Business process simulation is a versatile technique to predict the impact of one or more changes on the performance of a process. Process simulation is often used to identify sets of changes that optimize one or more performance measures. Mainstream approaches to process simulation suffer from various limitations, some stemming from the fact that they treat resources as undifferentiated entities grouped into resource pools, and then assuming that all resources in a pool have the same performance and share the same availability calendars. Previous studies have acknowledged these assumptions, without quantifying their impact on simulation model accuracy. This article addresses this gap in the context of simulation models automatically discovered from event logs. Specifically, the contribution of the article is three-fold.
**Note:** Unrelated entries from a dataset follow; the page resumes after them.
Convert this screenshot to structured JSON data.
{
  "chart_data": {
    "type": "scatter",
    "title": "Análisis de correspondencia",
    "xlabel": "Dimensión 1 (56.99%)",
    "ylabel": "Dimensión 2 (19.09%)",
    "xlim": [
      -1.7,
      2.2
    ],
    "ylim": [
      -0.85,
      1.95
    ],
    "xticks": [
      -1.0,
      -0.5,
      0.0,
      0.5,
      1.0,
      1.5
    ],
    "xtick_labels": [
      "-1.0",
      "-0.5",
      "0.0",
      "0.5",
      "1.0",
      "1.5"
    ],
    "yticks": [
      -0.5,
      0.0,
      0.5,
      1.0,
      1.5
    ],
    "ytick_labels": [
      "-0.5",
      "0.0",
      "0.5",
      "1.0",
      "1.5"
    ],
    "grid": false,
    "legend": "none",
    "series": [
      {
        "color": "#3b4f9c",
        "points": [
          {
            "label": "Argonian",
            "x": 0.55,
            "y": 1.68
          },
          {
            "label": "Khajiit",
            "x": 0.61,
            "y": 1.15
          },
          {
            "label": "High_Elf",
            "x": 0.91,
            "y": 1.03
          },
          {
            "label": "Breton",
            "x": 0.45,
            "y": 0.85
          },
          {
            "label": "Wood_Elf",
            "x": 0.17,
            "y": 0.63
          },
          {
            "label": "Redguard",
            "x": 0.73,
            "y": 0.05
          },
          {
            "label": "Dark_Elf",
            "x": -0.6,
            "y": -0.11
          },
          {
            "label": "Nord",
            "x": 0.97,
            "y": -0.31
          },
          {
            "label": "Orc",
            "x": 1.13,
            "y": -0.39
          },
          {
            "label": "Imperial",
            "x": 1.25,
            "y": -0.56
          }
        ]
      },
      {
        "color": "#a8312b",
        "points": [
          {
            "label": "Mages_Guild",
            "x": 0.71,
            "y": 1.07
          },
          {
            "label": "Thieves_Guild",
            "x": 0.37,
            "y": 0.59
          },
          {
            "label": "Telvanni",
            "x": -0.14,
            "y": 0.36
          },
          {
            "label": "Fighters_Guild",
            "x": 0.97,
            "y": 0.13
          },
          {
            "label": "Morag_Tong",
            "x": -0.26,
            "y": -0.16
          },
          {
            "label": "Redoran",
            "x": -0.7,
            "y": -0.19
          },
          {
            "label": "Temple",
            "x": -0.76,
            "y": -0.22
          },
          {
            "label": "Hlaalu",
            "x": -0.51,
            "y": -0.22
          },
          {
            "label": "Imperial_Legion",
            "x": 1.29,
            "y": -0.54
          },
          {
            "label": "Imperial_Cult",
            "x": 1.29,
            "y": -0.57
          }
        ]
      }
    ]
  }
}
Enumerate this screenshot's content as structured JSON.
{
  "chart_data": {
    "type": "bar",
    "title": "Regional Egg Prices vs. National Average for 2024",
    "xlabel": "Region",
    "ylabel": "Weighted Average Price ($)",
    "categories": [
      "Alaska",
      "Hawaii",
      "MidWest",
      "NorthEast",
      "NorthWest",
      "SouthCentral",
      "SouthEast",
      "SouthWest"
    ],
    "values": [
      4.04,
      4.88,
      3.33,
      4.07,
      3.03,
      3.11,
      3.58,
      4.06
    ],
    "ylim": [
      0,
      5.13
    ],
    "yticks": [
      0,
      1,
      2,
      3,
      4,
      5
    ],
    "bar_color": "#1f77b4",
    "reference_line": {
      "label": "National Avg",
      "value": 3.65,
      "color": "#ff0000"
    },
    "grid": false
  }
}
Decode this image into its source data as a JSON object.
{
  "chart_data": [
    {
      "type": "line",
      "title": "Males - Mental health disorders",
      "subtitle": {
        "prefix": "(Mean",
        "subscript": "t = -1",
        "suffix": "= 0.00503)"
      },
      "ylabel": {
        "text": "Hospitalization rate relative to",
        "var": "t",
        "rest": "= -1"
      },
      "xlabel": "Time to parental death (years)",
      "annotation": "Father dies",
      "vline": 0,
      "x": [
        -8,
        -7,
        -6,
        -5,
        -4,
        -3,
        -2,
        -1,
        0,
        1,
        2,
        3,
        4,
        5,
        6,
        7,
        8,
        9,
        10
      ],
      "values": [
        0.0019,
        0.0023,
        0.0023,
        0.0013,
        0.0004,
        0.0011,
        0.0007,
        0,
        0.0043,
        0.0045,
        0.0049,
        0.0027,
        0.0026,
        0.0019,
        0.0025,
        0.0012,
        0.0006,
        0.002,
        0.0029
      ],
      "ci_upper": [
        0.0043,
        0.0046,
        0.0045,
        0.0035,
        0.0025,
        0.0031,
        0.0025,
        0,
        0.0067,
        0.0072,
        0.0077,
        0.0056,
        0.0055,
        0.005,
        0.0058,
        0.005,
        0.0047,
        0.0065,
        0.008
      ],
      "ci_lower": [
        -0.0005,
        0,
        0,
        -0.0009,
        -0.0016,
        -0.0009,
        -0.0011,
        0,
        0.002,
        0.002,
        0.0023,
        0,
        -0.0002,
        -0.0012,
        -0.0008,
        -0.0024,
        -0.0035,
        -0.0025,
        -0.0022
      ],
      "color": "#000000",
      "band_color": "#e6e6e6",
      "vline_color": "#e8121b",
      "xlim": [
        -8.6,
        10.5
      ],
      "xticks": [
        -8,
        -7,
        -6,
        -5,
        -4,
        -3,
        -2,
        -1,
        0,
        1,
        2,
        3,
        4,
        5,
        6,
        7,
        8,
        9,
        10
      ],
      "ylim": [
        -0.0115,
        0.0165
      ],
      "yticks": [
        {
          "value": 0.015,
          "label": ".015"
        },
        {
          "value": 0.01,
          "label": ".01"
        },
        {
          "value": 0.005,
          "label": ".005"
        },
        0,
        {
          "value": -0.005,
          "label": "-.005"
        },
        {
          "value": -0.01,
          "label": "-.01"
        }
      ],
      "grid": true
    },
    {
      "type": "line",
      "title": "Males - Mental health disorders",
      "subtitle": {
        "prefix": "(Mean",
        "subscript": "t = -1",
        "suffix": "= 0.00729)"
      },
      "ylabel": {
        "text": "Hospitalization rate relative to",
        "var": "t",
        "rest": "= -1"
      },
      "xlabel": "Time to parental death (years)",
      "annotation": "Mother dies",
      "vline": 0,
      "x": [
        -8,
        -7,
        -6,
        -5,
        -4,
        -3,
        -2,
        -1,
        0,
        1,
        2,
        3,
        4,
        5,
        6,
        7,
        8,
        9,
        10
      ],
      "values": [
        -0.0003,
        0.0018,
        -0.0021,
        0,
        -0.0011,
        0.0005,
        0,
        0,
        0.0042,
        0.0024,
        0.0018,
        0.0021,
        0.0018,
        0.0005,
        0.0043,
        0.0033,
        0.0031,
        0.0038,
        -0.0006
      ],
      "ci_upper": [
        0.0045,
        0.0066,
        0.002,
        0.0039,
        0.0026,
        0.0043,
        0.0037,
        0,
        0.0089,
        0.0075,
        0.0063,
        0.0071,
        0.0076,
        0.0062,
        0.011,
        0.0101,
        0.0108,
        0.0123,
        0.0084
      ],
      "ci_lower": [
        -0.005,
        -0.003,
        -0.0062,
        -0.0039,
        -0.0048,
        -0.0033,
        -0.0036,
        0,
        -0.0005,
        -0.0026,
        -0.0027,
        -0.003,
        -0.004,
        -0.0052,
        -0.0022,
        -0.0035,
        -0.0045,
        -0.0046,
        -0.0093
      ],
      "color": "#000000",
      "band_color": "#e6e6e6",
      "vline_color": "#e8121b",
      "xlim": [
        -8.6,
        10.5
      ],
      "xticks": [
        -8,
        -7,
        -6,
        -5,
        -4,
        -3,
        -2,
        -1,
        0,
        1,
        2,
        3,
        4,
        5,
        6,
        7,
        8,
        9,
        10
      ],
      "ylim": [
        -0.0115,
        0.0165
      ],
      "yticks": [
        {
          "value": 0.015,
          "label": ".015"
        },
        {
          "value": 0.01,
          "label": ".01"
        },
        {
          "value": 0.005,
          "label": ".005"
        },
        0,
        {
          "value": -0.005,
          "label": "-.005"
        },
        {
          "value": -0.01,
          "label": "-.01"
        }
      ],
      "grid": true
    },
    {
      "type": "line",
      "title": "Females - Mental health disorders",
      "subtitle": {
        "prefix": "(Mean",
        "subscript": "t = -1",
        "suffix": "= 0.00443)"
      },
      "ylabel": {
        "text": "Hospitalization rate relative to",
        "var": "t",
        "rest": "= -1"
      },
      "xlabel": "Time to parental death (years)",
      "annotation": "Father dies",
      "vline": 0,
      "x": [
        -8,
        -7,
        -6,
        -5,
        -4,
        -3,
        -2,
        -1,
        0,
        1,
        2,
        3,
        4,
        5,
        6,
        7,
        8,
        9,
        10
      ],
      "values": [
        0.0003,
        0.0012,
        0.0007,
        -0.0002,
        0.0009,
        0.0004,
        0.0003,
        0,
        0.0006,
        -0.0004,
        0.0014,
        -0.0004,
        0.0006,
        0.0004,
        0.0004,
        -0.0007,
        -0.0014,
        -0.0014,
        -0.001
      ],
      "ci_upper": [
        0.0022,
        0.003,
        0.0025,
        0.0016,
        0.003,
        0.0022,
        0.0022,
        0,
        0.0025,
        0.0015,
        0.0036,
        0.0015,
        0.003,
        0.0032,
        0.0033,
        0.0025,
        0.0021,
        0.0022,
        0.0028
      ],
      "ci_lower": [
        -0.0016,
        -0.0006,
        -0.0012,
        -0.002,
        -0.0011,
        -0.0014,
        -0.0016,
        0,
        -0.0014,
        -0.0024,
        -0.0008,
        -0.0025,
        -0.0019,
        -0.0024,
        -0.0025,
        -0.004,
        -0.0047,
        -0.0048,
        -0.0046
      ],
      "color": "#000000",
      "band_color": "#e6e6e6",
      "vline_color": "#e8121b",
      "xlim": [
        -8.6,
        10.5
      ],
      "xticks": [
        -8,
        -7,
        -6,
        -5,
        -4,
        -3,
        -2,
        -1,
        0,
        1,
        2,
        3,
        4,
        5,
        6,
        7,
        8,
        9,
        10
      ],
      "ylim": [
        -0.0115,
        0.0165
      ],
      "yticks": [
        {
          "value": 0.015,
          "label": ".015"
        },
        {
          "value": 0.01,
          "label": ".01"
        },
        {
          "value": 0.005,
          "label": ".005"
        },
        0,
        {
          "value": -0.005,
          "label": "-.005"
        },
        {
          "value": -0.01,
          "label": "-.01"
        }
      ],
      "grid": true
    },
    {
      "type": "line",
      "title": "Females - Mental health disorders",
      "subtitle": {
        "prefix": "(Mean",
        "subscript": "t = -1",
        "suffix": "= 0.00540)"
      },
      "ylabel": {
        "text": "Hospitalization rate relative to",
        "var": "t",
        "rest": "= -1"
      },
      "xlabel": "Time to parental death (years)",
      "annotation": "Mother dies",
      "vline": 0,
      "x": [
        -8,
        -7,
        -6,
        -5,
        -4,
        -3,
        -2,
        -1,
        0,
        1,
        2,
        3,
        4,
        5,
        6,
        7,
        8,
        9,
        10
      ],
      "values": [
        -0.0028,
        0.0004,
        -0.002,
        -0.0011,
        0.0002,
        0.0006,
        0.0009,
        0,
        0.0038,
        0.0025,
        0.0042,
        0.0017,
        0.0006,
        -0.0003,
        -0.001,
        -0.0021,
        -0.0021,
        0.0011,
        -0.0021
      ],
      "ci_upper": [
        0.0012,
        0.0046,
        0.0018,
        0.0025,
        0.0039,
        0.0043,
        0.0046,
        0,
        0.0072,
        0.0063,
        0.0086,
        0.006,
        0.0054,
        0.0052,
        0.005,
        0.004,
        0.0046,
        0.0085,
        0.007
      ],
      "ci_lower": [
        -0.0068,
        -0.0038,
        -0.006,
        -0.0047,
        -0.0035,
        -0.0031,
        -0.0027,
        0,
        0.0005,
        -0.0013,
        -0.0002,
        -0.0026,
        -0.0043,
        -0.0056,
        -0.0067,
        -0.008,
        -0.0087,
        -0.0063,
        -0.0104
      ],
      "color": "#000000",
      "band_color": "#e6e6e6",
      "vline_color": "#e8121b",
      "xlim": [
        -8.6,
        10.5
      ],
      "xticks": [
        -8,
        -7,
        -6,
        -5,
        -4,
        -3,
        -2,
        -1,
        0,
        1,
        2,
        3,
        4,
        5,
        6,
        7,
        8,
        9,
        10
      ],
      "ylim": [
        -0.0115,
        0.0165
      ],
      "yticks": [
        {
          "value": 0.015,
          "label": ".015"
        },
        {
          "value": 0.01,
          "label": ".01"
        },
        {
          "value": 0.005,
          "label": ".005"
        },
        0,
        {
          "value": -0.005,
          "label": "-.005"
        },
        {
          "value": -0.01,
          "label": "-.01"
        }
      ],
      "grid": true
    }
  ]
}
First, the article proposes a simulation approach, wherein each resource is treated as an individual entity, with its own performance and availability calendar. Second, it proposes a method for discovering simulation models with differentiated performance and availability, starting from an event log of a business process. Third, it proposes a method to optimize the resource availability calendars in order to minimize resource cost while also minimizing cycle times. An empirical evaluation shows that simulation models with differentiated resources more closely replicate the distributions of cycle times and the work rhythm in a process than models with undifferentiated resources, and that iteratively optimizing resource allocations in conjunction with resource calendars leads to superior cost–time tradeoffs with respect to optimizing these allocations and calendars separately.